About half of that album does nothing for me.
I tried it, finally, recently. Eventually while borrowing a digital copy of it I also borrowed what is more my speed, Prince's soundtrack album to Purple Rain, and alternated listening to that to listening to the parts of Led Zeppelin IV I liked. As with "Ramble On" — did the world really need a story where Gollum has a sex life I mean really — their Tolkien-influenced stuff on this album, "The Battle of Evermore" and "Misty Mountain Hop," made me shrug. "Black Dog" is fun, but to me it's always going to make me think of a) the Patrick Swayze action film named for it, b) Weird Al using the song as part of a joke in "Trapped in the Drive-Thru," and c) this entry of mine. And in my listens I started skipping "Stairway to Heaven."
I've yet to see it, but in the extended "Untitled" cut of Cameron Crowe's wonderful film Almost Famous, main character William Miller plays "Stairway" for his mother, who is deeply critical of rock music, to explain to her why the song is important, why it's a work of art, and why it speaks to him. (Keep in mind that William is a stand-in for Crowe, who really did write articles for rock magazines and follow major bands on tour when he was only a teenager.) I'm amused that the members of Zeppelin, who knew and liked Crowe, still didn't give him permission to put "Stairway to Heaven" on the extended cut's soundtrack, so that scene begins on DVD with a note telling people to cue up and play "Stairway" as the scene runs. I still want to see that longer cut of Almost Famous, but I have no real need to listen to "Stairway" again.

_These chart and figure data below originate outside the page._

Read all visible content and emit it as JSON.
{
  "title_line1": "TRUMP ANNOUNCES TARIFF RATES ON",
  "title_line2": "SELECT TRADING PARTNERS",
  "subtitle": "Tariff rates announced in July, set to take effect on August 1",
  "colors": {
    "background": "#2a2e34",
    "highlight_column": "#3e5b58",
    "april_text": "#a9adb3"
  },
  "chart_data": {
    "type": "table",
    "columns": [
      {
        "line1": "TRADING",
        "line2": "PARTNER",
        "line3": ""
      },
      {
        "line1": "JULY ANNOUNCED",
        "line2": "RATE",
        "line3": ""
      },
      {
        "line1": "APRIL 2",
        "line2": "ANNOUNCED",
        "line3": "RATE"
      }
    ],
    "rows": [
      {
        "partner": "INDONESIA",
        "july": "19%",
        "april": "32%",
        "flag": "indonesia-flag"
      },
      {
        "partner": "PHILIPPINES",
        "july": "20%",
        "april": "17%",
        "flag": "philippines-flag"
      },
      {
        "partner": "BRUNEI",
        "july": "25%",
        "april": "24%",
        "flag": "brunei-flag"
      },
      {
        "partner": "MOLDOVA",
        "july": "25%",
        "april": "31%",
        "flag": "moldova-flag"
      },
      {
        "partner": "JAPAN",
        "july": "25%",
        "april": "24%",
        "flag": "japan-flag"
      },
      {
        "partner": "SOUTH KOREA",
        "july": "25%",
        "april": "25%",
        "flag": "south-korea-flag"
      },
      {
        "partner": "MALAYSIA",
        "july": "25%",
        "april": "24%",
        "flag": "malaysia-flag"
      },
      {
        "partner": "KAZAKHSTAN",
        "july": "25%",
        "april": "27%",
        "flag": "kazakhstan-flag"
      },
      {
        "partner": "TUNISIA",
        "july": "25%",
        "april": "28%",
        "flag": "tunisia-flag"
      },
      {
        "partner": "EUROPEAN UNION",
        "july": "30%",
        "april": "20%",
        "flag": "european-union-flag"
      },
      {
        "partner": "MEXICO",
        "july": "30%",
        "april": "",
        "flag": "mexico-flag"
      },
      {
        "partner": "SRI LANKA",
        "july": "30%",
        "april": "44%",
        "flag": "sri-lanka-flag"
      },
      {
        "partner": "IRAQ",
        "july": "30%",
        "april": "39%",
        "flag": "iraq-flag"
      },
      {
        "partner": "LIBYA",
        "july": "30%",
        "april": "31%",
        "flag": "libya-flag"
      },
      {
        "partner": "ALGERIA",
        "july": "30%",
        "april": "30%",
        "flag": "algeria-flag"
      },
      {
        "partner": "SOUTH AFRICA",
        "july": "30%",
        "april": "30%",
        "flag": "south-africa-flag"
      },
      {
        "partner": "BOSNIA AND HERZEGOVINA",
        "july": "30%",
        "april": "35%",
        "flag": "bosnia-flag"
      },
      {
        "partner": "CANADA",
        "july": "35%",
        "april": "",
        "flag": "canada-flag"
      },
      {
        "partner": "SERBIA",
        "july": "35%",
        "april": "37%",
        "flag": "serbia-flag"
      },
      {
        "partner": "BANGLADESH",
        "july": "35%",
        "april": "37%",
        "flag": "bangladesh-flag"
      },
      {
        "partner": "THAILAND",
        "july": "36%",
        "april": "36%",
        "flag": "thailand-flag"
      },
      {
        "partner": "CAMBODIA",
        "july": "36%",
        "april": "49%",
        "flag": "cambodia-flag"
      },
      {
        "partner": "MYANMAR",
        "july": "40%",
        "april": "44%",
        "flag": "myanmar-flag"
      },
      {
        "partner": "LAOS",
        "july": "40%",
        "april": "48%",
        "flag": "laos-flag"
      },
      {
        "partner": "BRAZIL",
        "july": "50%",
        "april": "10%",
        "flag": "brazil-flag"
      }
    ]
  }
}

Somehow in my entire life, though, I'd not heard the album-closing track "When the Levee Breaks," so I finally heard it last week and...wow, yes, THAT is an amazing song. See? Led Zeppelin music can work for me.
And I've reached the band's fifth album, Houses of the Holy, an album slightly older than I am. So far it might be the Zep album I've overall responded to the best. Maybe I'll have actual detailed thought later, after more listens.